EX-3.1 2 d836681dex31.htm EX-3.1 EX-3.1

Exhibit 3.1

CERTIFICATE OF AMENDMENT

TO THE

AMENDED AND RESTATED CERTIFICATE OF INCORPORATION

OF

RENEO PHARMACEUTICALS, INC.

Reneo Pharmaceuticals, Inc., a corporation organized and existing under the laws of the State of Delaware (the “Company”), certifies that:

1. The name of the Company is Reneo Pharmaceuticals, Inc. The Company’s original Certificate of Incorporation was filed with the Secretary of State of the State of Delaware on September 22, 2014.

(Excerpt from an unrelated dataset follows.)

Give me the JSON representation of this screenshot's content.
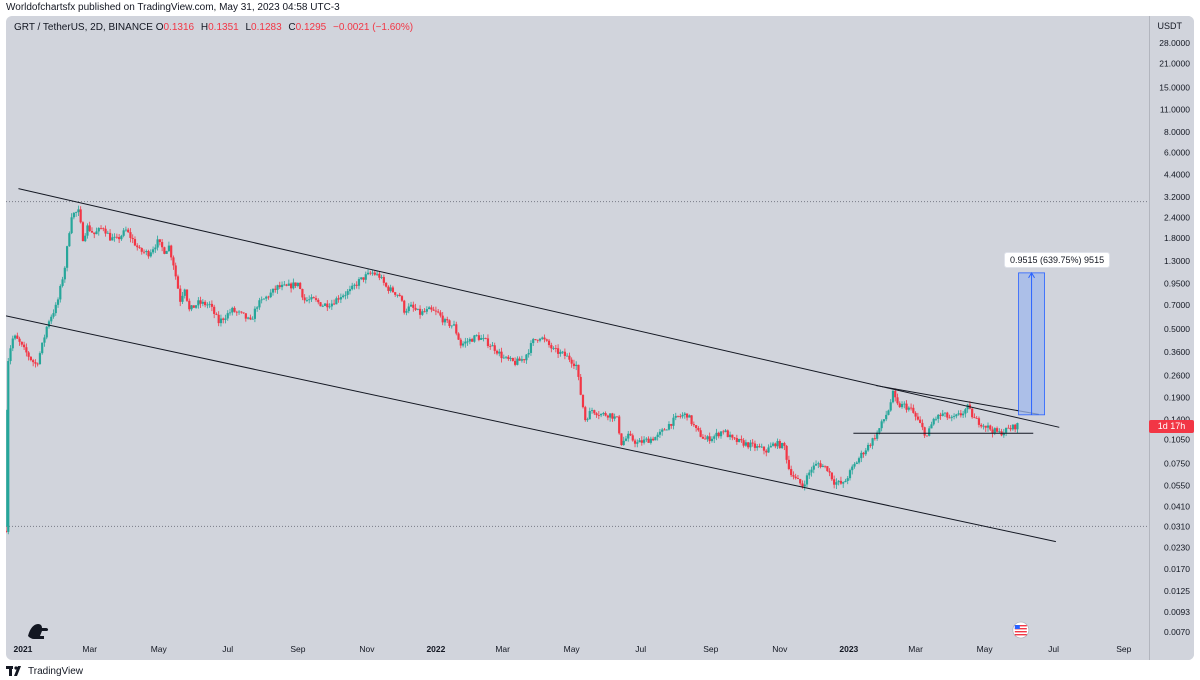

2. This Certificate of Amendment hereby amends the Company’s Amended and Restated Certificate of Incorporation, as currently in effect (the “Certificate of Incorporation”) as set forth below.

 

  a.

Article IV of the Certificate of Incorporation is hereby amended to add the following new Section D immediately following the existing Section C thereof:

“Upon the effectiveness of the filing of the Certificate of Amendment to the Amended and Restated Certificate of Incorporation adding this Section D of Article IV (the “Effective Time”), each 7 to 15 shares of Common Stock issued immediately prior to the Effective Time shall automatically be combined into one (1) validly issued, fully paid and non-assessable share of Common Stock, without any further action by the Company or any holder thereof, the exact ratio within the 7 to 15 range to be determined by the Board of Directors of the Company prior to the Effective Time and publicly announced by the Company, subject to the treatment of fractional share interests as described below (the “Reverse Stock Split”). The par value of the Common Stock following the Reverse Stock Split shall remain at $0.0001 per share. No fractional shares of Common Stock shall be issued in connection with the Reverse Stock Split. In lieu of any fractional shares to which a stockholder would otherwise be entitled (after taking into account all fractional shares of Common Stock otherwise issuable to such holder), the Company shall, upon surrender of such holder’s certificate(s) representing such fractional shares of Common Stock (if any), pay cash in an amount equal to such fractional shares of Common Stock multiplied by the then fair value of the Common Stock as determined by the Board of Directors.

Each certificate that immediately prior to the Effective Time represented shares of Common Stock (the “Old Certificates”), shall, until surrendered to the Company in exchange for a certificate representing such new number of shares of Common Stock, automatically represent that number of shares of Common Stock into which the shares of Common Stock represented by the Old Certificate shall have been combined, subject to the elimination of fractional share interests as described above.”


3. On September 27, 2024, the Board of Directors of the Company determined that each ten (10) shares of the Company’s Common Stock, par value $0.0001 per share (the “Common Stock”), issued immediately prior to the Effective Time shall automatically be combined into one (1) validly issued, fully paid and non-assessable share of Common Stock. The Company publicly announced this ratio on October 2, 2024.

4. This Certificate of Amendment was duly adopted in accordance with Section 242 of the General Corporation Law of the State of Delaware.

5. This Certificate of Amendment shall become effective on October 4, 2024 at 4:01 p.m. Eastern Time.

[Signature Page Follows]


IN WITNESS WHEREOF, this Certificate of Amendment is duly executed by the undersigned officer of the Company on October 4, 2024.